Content is king! Very few people would disagree with this idea because without content, we don’t have anything to share—or sell. The conundrum is that our basic instinct is to hold back the content nearest and dearest to our heart so we have something of value to offer and share with our paying clients.
I remember sitting in an audience listening to a speaker, getting frustrated because the speaker was about two-thirds of the way through their presentation and everything they’d shared so far was pretty much common knowledge. A few more minutes ticked by when someone raised their hand and asked about the specific information everyone in the audience thought the speaker was going to talk about/share with them. The speaker replied that they’d be delighted to speak about it after their presentation.
I understand. I really do. But our audiences come to hear us talk about something they’re interested in hearing more about—or learning more about.

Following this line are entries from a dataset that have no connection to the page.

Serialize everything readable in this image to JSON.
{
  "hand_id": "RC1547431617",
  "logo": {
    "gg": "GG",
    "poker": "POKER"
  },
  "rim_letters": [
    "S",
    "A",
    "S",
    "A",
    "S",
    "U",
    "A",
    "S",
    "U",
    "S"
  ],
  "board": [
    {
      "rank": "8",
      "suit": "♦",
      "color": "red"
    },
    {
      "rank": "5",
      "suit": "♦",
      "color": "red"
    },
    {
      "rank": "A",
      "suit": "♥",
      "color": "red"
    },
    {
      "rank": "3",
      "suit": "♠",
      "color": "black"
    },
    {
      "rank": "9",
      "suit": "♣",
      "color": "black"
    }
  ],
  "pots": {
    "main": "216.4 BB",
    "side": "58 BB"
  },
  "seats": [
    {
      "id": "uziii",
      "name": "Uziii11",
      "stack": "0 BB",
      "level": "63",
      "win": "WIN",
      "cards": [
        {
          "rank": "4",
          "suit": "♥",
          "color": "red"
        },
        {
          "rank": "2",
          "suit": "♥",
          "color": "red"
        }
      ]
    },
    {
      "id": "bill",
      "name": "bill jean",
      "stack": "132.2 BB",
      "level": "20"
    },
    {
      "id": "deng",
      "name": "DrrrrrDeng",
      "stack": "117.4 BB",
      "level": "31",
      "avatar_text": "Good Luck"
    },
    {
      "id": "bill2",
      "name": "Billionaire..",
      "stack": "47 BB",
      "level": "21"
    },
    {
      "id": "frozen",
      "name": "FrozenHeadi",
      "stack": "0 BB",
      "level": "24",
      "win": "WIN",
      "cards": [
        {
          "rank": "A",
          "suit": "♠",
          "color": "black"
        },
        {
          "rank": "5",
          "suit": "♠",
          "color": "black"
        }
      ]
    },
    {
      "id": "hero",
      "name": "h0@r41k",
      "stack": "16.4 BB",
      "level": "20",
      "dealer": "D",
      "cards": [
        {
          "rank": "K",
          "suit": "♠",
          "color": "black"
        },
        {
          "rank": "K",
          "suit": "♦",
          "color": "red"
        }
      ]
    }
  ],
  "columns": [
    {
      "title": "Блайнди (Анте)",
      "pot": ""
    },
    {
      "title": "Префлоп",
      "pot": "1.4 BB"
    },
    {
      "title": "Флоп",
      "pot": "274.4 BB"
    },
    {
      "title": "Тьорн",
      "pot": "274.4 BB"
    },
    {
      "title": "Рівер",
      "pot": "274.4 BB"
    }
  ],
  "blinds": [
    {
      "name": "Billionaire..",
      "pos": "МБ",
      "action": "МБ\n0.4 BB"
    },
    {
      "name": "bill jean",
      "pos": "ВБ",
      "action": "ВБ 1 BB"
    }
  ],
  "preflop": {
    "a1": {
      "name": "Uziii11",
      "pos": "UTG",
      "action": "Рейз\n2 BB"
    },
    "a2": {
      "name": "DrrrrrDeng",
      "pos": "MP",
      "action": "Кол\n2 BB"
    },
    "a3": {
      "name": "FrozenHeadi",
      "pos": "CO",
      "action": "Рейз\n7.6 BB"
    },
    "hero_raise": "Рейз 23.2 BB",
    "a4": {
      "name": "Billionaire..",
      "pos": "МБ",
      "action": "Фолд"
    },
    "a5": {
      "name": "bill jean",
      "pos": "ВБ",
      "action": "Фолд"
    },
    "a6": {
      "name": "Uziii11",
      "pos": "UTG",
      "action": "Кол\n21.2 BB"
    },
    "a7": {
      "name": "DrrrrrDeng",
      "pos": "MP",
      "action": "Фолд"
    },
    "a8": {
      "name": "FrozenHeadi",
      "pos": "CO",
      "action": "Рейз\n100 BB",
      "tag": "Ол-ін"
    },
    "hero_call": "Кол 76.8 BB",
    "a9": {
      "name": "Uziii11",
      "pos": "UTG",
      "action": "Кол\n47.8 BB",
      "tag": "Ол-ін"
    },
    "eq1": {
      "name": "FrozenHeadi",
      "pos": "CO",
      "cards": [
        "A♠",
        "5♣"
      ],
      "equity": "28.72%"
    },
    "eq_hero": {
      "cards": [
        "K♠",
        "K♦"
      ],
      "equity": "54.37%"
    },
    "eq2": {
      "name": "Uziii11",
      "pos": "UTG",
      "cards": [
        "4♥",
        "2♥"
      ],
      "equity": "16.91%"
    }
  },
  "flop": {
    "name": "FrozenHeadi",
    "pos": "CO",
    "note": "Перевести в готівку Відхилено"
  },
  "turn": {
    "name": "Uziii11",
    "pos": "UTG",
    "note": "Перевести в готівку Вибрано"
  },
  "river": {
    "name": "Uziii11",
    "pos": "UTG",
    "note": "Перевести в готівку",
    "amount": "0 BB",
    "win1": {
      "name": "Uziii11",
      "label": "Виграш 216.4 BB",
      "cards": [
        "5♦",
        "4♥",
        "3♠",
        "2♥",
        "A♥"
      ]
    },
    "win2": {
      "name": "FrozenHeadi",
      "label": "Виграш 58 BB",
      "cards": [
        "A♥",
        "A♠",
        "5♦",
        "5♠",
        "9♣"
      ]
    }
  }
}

People want and have every right to expect that they’ll be able to take action based on something we’ve shared with them. If the only actions we provide are limited to sharing their email address, or pulling a credit card or cash out of their wallet to purchase something from us, they are not going to be happy. (Neither is the person who invited us to speak!)
It’s important to remember that most of the people in our audiences are there by choice. They make the first move when they sit down and give us their valuable time and attention. In return, they’re hoping we share something of value with them. Successful speakers have learned the value of sharing some of their “secret sauce.” It makes it easier for the audience to start trusting them. When speakers hold back too much, people aren’t going to be inspired to continue the conversation. Instead they feel like they’ve gotten sucked into a bait-and-switch scenario. They feel cheated and the speaker will have lost their trust.
Obviously, I’m not suggesting giving away the whole store. But we do have to figure out actionable content most likely to inspire people to want to know more about us and what we have to offer. That amount is going to be different for every speaker, so here are two “actionable” thoughts to consider:
Action #1: Think about the top questions people ask you when they hear about what you do. Pick one to three that will be relevant to the people you’re going to be speaking to, and share the answers in the form of actionable steps. The goal of the content you share is to solve a problem(s) you know they have probably been trying to solve on their own without much success.
Action #2: Think about your content in stages. If you’re audience is full of beginners, then how about sharing slightly more advanced actionable steps you’re confident they can take on their own. People are always excited to take a successful step forward. If you provide them with the actual steps, the odds are in your favor that they’ll contact you for more guidance.
In the end, it truly does feel better to share some of our best content than it does to hold it all back. It feels good to know that we’ve shared vital information that will help our prospective clients and customers improve their lives—even if they don’t end up working with us.
Doing this comes with another huge upside too. When we’re even just a little bit generous with our content, people will feel better about working with us. AND, even when they can take action on their own, they’ll be more likely to want to take those actions with our direct guidance simply because we’ve already been generous and inspiring as both a speaker and a person.